Landmark Trust Director, Peter Pearce
Landmark Trust Director, Peter Pearce

All Landmarks have a story to tell and many are linked to great characters in our history. Peter highlighted a few of his favourites. Guests can stay at The Grange in Kent, home of Augustus Pugin, designer of London’s magnificent Parliament building, the Palace of Westminster; or in the fabulous Goddards in Surrey, built by another great architect, Edwin Lutyens. “But in my opinion”, Peter said proudly, “one of Landmark’s greatest achievements was the acquisition of biographer James Boswell’s family home, Auchinleck House in Ayrshire that was an unloved shell, full of dry rot. We fully restored the building to its original 18th century glory and it was opened for guests in 2001”. Perhaps the most iconic of all Landmark Trust buildings is The Pineapple, also in Scotland. This elaborate summerhouse ‘grew’ its masonry pineapple dome when Lord Dunmore returned from serving as Governor of Virginia in 1777. “There sailors would put the fruit on the gatepost to announce their return home, but Lord Dunmore went one better and built his own”.

When I asked Peter to pick out an absolute favourite, he said “I always reply to this question by saying ‘it was the last one I visited’, but it happens to be absolutely true on this occasion”. He had just returned from Lundy and he is obviously very passionate about this tiny island off the coast of Devon where Landmark has restored no less than 23 properties of varying size. Here guests can stay in cosy cottages within The Castle, keep watch in The Lighthouse or enjoy a family celebration in The Barn.

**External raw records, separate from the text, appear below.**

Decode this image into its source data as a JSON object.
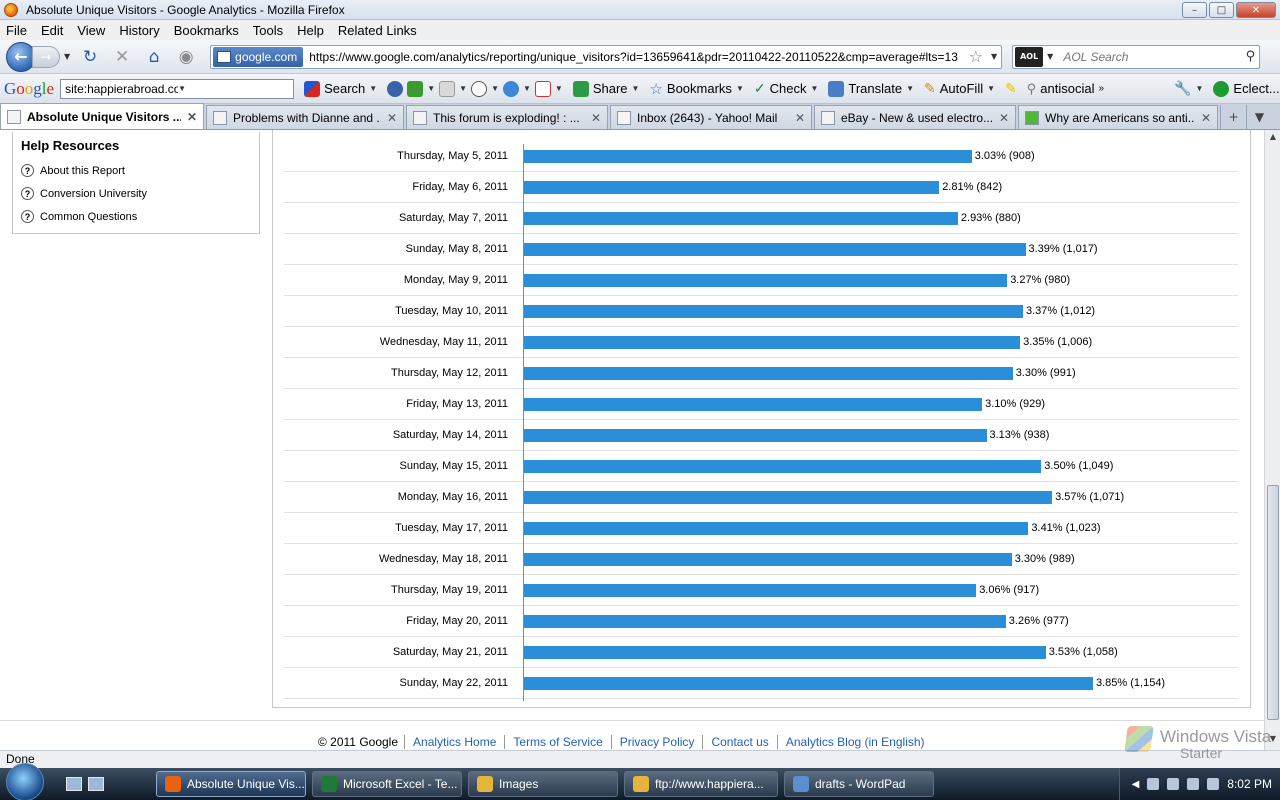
{
  "window": {
    "title": "Absolute Unique Visitors - Google Analytics - Mozilla Firefox"
  },
  "menu": [
    "File",
    "Edit",
    "View",
    "History",
    "Bookmarks",
    "Tools",
    "Help",
    "Related Links"
  ],
  "nav": {
    "site_identity": "google.com",
    "url": "https://www.google.com/analytics/reporting/unique_visitors?id=13659641&pdr=20110422-20110522&cmp=average#lts=13",
    "search_engine": "AOL",
    "search_placeholder": "AOL Search"
  },
  "google_toolbar": {
    "query": "site:happierabroad.com antisocial americ",
    "items": [
      "Search",
      "Share",
      "Bookmarks",
      "Check",
      "Translate",
      "AutoFill",
      "antisocial",
      "Eclect..."
    ]
  },
  "tabs": [
    {
      "label": "Absolute Unique Visitors ...",
      "active": true
    },
    {
      "label": "Problems with Dianne and ...",
      "active": false
    },
    {
      "label": "This forum is exploding! : ...",
      "active": false
    },
    {
      "label": "Inbox (2643) - Yahoo! Mail",
      "active": false
    },
    {
      "label": "eBay - New & used electro...",
      "active": false
    },
    {
      "label": "Why are Americans so anti...",
      "active": false
    }
  ],
  "help": {
    "title": "Help Resources",
    "links": [
      "About this Report",
      "Conversion University",
      "Common Questions"
    ]
  },
  "chart_data": {
    "type": "bar",
    "orientation": "horizontal",
    "categories": [
      "Thursday, May 5, 2011",
      "Friday, May 6, 2011",
      "Saturday, May 7, 2011",
      "Sunday, May 8, 2011",
      "Monday, May 9, 2011",
      "Tuesday, May 10, 2011",
      "Wednesday, May 11, 2011",
      "Thursday, May 12, 2011",
      "Friday, May 13, 2011",
      "Saturday, May 14, 2011",
      "Sunday, May 15, 2011",
      "Monday, May 16, 2011",
      "Tuesday, May 17, 2011",
      "Wednesday, May 18, 2011",
      "Thursday, May 19, 2011",
      "Friday, May 20, 2011",
      "Saturday, May 21, 2011",
      "Sunday, May 22, 2011"
    ],
    "values": [
      908,
      842,
      880,
      1017,
      980,
      1012,
      1006,
      991,
      929,
      938,
      1049,
      1071,
      1023,
      989,
      917,
      977,
      1058,
      1154
    ],
    "labels": [
      "3.03% (908)",
      "2.81% (842)",
      "2.93% (880)",
      "3.39% (1,017)",
      "3.27% (980)",
      "3.37% (1,012)",
      "3.35% (1,006)",
      "3.30% (991)",
      "3.10% (929)",
      "3.13% (938)",
      "3.50% (1,049)",
      "3.57% (1,071)",
      "3.41% (1,023)",
      "3.30% (989)",
      "3.06% (917)",
      "3.26% (977)",
      "3.53% (1,058)",
      "3.85% (1,154)"
    ],
    "bar_color": "#2b8ed9"
  },
  "footer": {
    "copyright": "© 2011 Google",
    "links": [
      "Analytics Home",
      "Terms of Service",
      "Privacy Policy",
      "Contact us",
      "Analytics Blog (in English)"
    ]
  },
  "status": {
    "text": "Done"
  },
  "watermark": {
    "line1": "Windows Vista",
    "line2": "Starter"
  },
  "taskbar": {
    "tasks": [
      {
        "label": "Absolute Unique Vis...",
        "active": true,
        "color": "#e8620f"
      },
      {
        "label": "Microsoft Excel - Te...",
        "active": false,
        "color": "#1f7a3a"
      },
      {
        "label": "Images",
        "active": false,
        "color": "#e5b43b"
      },
      {
        "label": "ftp://www.happiera...",
        "active": false,
        "color": "#e5b43b"
      },
      {
        "label": "drafts - WordPad",
        "active": false,
        "color": "#5a8fd0"
      }
    ],
    "clock": "8:02 PM"
  }
}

“Another great story”, continued Peter, “features Clavell Tower, a folly built in 1830 on a clifftop in Dorset”. Erosion had caused the cliff to gradually crumble away, leaving the Tower perilously close to the edge. But did this deter Landmark? Not at all. The Tower has now been meticulously moved, stone by stone, 25 metres back from the precipice, ensuring that this building will last at least another 200 years of safety.

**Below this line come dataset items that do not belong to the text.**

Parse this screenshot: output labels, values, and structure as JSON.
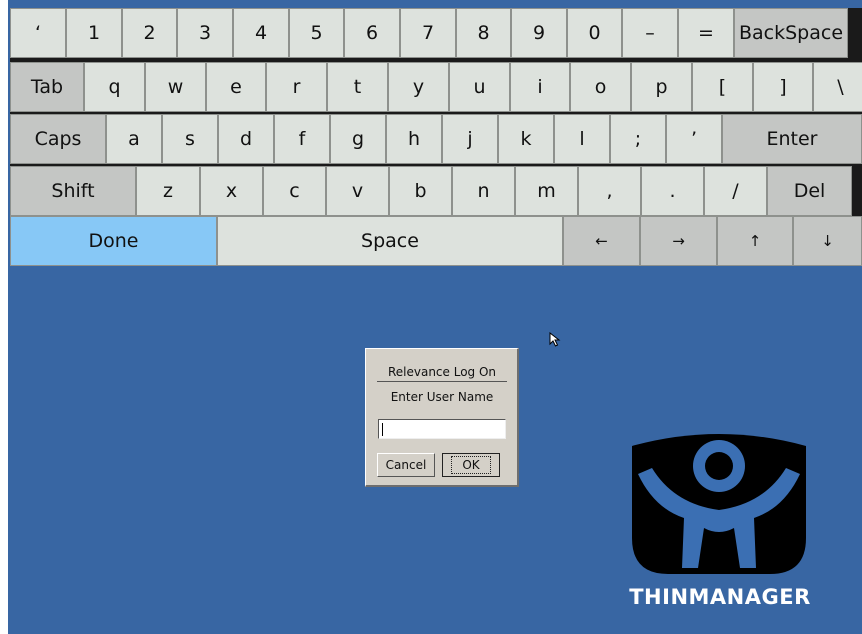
{
  "keyboard": {
    "rows": [
      [
        {
          "label": "‘",
          "style": "key",
          "w": 56
        },
        {
          "label": "1",
          "style": "key",
          "w": 56
        },
        {
          "label": "2",
          "style": "key",
          "w": 55
        },
        {
          "label": "3",
          "style": "key",
          "w": 56
        },
        {
          "label": "4",
          "style": "key",
          "w": 56
        },
        {
          "label": "5",
          "style": "key",
          "w": 55
        },
        {
          "label": "6",
          "style": "key",
          "w": 56
        },
        {
          "label": "7",
          "style": "key",
          "w": 56
        },
        {
          "label": "8",
          "style": "key",
          "w": 55
        },
        {
          "label": "9",
          "style": "key",
          "w": 56
        },
        {
          "label": "0",
          "style": "key",
          "w": 55
        },
        {
          "label": "–",
          "style": "key",
          "w": 56
        },
        {
          "label": "=",
          "style": "key",
          "w": 56
        },
        {
          "label": "BackSpace",
          "style": "mod",
          "w": 114
        }
      ],
      [
        {
          "label": "Tab",
          "style": "mod",
          "w": 74
        },
        {
          "label": "q",
          "style": "key",
          "w": 61
        },
        {
          "label": "w",
          "style": "key",
          "w": 61
        },
        {
          "label": "e",
          "style": "key",
          "w": 60
        },
        {
          "label": "r",
          "style": "key",
          "w": 61
        },
        {
          "label": "t",
          "style": "key",
          "w": 61
        },
        {
          "label": "y",
          "style": "key",
          "w": 61
        },
        {
          "label": "u",
          "style": "key",
          "w": 61
        },
        {
          "label": "i",
          "style": "key",
          "w": 60
        },
        {
          "label": "o",
          "style": "key",
          "w": 61
        },
        {
          "label": "p",
          "style": "key",
          "w": 61
        },
        {
          "label": "[",
          "style": "key",
          "w": 61
        },
        {
          "label": "]",
          "style": "key",
          "w": 60
        },
        {
          "label": "\\",
          "style": "key",
          "w": 55
        }
      ],
      [
        {
          "label": "Caps",
          "style": "mod",
          "w": 96
        },
        {
          "label": "a",
          "style": "key",
          "w": 56
        },
        {
          "label": "s",
          "style": "key",
          "w": 56
        },
        {
          "label": "d",
          "style": "key",
          "w": 56
        },
        {
          "label": "f",
          "style": "key",
          "w": 56
        },
        {
          "label": "g",
          "style": "key",
          "w": 56
        },
        {
          "label": "h",
          "style": "key",
          "w": 56
        },
        {
          "label": "j",
          "style": "key",
          "w": 56
        },
        {
          "label": "k",
          "style": "key",
          "w": 56
        },
        {
          "label": "l",
          "style": "key",
          "w": 56
        },
        {
          "label": ";",
          "style": "key",
          "w": 56
        },
        {
          "label": "’",
          "style": "key",
          "w": 56
        },
        {
          "label": "Enter",
          "style": "mod",
          "w": 140
        }
      ],
      [
        {
          "label": "Shift",
          "style": "mod",
          "w": 126
        },
        {
          "label": "z",
          "style": "key",
          "w": 64
        },
        {
          "label": "x",
          "style": "key",
          "w": 63
        },
        {
          "label": "c",
          "style": "key",
          "w": 63
        },
        {
          "label": "v",
          "style": "key",
          "w": 63
        },
        {
          "label": "b",
          "style": "key",
          "w": 63
        },
        {
          "label": "n",
          "style": "key",
          "w": 63
        },
        {
          "label": "m",
          "style": "key",
          "w": 63
        },
        {
          "label": ",",
          "style": "key",
          "w": 63
        },
        {
          "label": ".",
          "style": "key",
          "w": 63
        },
        {
          "label": "/",
          "style": "key",
          "w": 63
        },
        {
          "label": "Del",
          "style": "mod",
          "w": 85
        }
      ],
      [
        {
          "label": "Done",
          "style": "done",
          "w": 207
        },
        {
          "label": "Space",
          "style": "key",
          "w": 346
        },
        {
          "label": "←",
          "style": "mod small",
          "w": 77
        },
        {
          "label": "→",
          "style": "mod small",
          "w": 77
        },
        {
          "label": "↑",
          "style": "mod small",
          "w": 76
        },
        {
          "label": "↓",
          "style": "mod small",
          "w": 69
        }
      ]
    ]
  },
  "dialog": {
    "title": "Relevance Log On",
    "prompt": "Enter User Name",
    "input_value": "",
    "cancel_label": "Cancel",
    "ok_label": "OK"
  },
  "branding": {
    "name": "THINMANAGER",
    "icon": "thinmanager-logo-icon",
    "color": "#000000"
  },
  "colors": {
    "desktop": "#3866a3",
    "key": "#dde2dd",
    "modifier_key": "#c4c6c4",
    "done_key": "#87c8f6"
  }
}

Many of Landmark’s buildings are, by their very nature, somewhat unusual and often quirky but, says Peter, “guests are quite prepared to put up with the odd ‘inconvenience’ which this might create. A perfect example of this is Swarkestone Pavilion in Derbyshire where the only way for guests to visit the bathroom from the bedroom is to walk across the flat roof from one turret to the other – and at The Ancient House, a medieval timber-framed building in Suffolk, guests are offered the services of a wheelbarrow to transport their luggage from car to house.”

A martello tower in Suffolk
A martello tower in Suffolk

And what does the future hold for Landmark? “We will continue with more of the same – it is a formula which works”, says Peter, “but we now hope to reach a wider audience as we have recently become a Quality Accredited Agency, which means our properties will be regularly inspected to ensure they provide exactly what we describe, to the highest possible standard. And this summer we are launching a new website which will make it much easier to search and reserve Landmarks”. Bookings will still be made over the telephone, however, as Peter feels it is important to discuss the individual eccentricities of the properties to ensure they are appropriate for the guests who wish to stay in them.

Finally, I asked Peter what he thought was the main ingredient of a holiday with The Landmark Trust that makes people return year after year. “I think it is the fact that guests feel a sense of place and a sense of ownership of their chosen property. It was part of Sir John Smith’s vision that they should be handed the keys and make the place their own for the length of their stay”.